Verbrauch: 2,61 Liter. Nichts Neues, wird so manch einer sagen. Audi hatte doch schon 1989 mit einem 100 TDI sogar nur 1,76 Liter erzielt. Und uns dummen Kunden den Supersparer vorenthalten. So geisterte es bereits vor Jahren ins Netz. Verschwörungstheorien laufen eben immer gut. Nur, dass es sich bei genauer Betrachtung um keine Verschwörungstheorie handelt. Darauf wies seinerzeit schon der Faktencheck der Nachrichtenagentur AFP hin.

Audi 100 C3 (1982-1991) im Test

Aber der Reihe nach: 1989 präsentiert Audi auf der Internationalen Automobilausstellung in Frankfurt am Main mit dem Audi 100 TDI den ersten Fünfzylinder-Turbodiesel mit Direkteinspritzung in einem Serien-Pkw. Der Motor mit 2,5 Liter Hubraum leistet 88 kW (120 PS) und liefert 265 Newtonmeter Drehmoment. Er wird zunächst im Audi 100 der Baureihe C3 eingesetzt und später auch im Nachfolgemodell C4 verwendet. Ab 1994 steigt die Leistung auf 103 kW (140 PS), das Drehmoment auf 290 Newtonmeter.

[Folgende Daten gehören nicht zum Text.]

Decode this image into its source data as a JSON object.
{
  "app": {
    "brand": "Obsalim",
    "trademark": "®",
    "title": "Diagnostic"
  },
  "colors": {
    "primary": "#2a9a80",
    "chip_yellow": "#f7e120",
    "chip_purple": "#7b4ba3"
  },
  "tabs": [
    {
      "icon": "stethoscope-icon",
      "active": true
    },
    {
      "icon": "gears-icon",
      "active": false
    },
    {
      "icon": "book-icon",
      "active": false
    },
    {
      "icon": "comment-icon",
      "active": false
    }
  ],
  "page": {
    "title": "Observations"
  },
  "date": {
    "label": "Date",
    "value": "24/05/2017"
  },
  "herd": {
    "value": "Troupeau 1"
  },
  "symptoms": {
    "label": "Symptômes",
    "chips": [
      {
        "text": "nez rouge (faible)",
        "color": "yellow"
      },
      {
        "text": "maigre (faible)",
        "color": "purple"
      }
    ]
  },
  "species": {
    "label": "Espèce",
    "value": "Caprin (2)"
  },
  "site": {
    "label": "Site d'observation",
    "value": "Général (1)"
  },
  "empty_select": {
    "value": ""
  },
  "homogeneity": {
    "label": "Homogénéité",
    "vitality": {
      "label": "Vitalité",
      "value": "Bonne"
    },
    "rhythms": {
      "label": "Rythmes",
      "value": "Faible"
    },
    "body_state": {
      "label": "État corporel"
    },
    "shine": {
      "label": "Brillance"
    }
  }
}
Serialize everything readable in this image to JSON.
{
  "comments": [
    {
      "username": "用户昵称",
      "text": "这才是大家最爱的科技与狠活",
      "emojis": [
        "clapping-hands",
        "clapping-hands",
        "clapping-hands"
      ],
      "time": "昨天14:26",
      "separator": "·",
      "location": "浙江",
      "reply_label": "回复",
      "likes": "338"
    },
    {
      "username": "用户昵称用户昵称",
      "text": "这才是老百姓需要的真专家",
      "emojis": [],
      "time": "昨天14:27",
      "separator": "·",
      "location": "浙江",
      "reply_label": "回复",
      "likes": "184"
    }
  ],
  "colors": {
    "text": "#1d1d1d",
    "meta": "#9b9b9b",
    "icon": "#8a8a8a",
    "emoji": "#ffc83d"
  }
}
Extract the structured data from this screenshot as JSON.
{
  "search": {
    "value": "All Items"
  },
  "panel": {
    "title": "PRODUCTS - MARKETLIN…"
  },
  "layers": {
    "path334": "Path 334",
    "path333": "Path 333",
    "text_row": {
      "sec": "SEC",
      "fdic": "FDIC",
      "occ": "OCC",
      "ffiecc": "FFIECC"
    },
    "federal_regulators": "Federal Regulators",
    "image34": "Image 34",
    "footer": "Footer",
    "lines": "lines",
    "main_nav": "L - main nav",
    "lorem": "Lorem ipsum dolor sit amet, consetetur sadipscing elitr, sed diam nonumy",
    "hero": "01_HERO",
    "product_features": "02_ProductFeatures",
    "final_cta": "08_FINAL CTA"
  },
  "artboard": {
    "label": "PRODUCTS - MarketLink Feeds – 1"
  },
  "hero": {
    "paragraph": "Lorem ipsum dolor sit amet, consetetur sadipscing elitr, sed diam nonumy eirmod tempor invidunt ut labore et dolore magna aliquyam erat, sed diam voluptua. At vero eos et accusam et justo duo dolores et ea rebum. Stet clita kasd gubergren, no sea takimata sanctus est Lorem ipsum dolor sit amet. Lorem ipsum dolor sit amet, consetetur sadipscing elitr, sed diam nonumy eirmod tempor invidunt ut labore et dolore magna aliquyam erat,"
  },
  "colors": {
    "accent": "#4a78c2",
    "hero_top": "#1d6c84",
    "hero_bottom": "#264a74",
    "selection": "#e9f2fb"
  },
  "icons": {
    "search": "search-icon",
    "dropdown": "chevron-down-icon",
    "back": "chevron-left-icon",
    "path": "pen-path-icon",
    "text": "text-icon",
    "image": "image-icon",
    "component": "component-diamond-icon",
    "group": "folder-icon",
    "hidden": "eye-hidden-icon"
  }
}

Der C3-TDI wird noch kein Erfolg, wie Andreas Bauditz und Michael Modrow in ihrem Standardwerk zum Audi 100 schreiben. Nur 2.891 Exemplare entstehen, auch weil die Baureihe bereits 1991 ausläuft. Und weil der 100 TDI C3 zum Schluss über 46.000 DM kostet. Dennoch: Verbräuche zwischen 5,7 und 6,0 Liter sind möglich, zudem eine Reichweite von rund 1.400 Kilometer. Und auf der anderen Seite 200 km/h Spitze. 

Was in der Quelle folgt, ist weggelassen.